As Food52’s photo producer, in addition to organizing and coordinating shot lists, assisting on set, and eating (so many) cookies, I’m also responsible for having certain ingredients sourced for the shoots.
These ingredients either A) are unavailable on FreshDirect to be ordered with the rest of our supplies, or B) need to land on set beautiful and ready for their close-up—and therefore can’t travel as well as other foods. For the latter, we depend on the Union Square Greenmarket for handsome produce or cute artisan pretzels. For the former, sometimes many, many phone calls are made. Luckily, our office is between a Whole Foods and a Fairway—and a stone’s throw from Eataly. I’ve come to know the hours of operation, credit card minimums, and familiar faces of these neighborhood digs where we find our obscure recipe components.
Now that the hunts are mostly over for the year, I’m think I’ ready to relive the tribulations. Here are some of the whacky adventures I went on this year:
It was the middle of a shoot on a hot August day, and we needed prune plums. You may know these as Italian plums, French plums, or blue plums. They’re small and oval-shaped, and occasionally tricky to find. For some reason, they were not at our own Chelsea Fairway. Not in Whole Foods, not in Eataly. No one had these elusive stone fruit. After me roaming around New York for 3 hours, absent from set, one subway trip, and a cab call later, I found myself at Fairway in Upper East Side. Finally we were rewarded with the beautiful prune plums to be used in this recipe.
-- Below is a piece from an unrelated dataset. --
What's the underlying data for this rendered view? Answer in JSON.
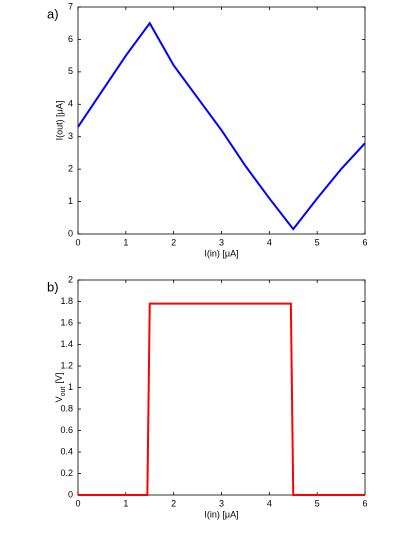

More often, our sourced ingredients are stranger than fruit that’s only in season for a couple weeks. Luckily, Kalustyan’s is within walking distance from the office. Recently, I’ve gone to retrieve fermented bean curd, palm sugar, and Thai sticky rice. We’ve also found canned huitlacoche for queso fundido, horn salt (a.k.a ammonium bicarbonate) for these Norwegian pancakes, and Chinese cinnamon for some Masala Chai with Madhur Jaffrey.
More: Our search for fresh huitlacoche ended...badly.
Every so often, an ingredient is so rare that we have to order it online—take, for instance, sorghum syrup for this post about sorghum products. Ali looked high and low, and after being vanquished, we resorted to the internet. We also went straight to the world wide web for dinosaur-shaped sprinkles for dinosaur egg oatmeal.
Depending on the time of year, genre of product, or just the powers that be on any given day, a lot of things can be tricky to find and throw you for a loop. Other tricky ingredients I came up against this year include:
Delicata squash: On December 1st, 2015, there was a delicata squash shortage in New York City. We called 4 Whole Foods, 2 Fairways, Eataly, and others, but everyone was out. Finally, Le District came through with 3 for us. The saddest part of the whole story? Our CSA delivered delicate squash the next day.
Cardoons: You have to call Eataly every few hours for these impossible-to-find artichoke relatives we needed for our digital cookbook with Mario Batali.
Orgeat: We eventually found this almond syrup commonly used for cocktails at Whisk—after looking at liquor stores and grocery stores were unsuccessful.
More: Whisk is responsible for another very valuable player in our photo studio.
Ovaltine: Described by our editors as “Americana,” it became clear that I wouldn’t be locating this in our local Whole Foods but instead a Key Food in the East Village. (We needed it for some Filipino cookies.)
So when you notice recipes on our site with hard-to-find-ingredients and grimace at the thought of finding them, know that I’ve been there. And that it's never impossible if you look hard enough. And, if all else fails, you can find nearly everything on the internet.
What ingredients have stumped you this year? Tell us in the comments!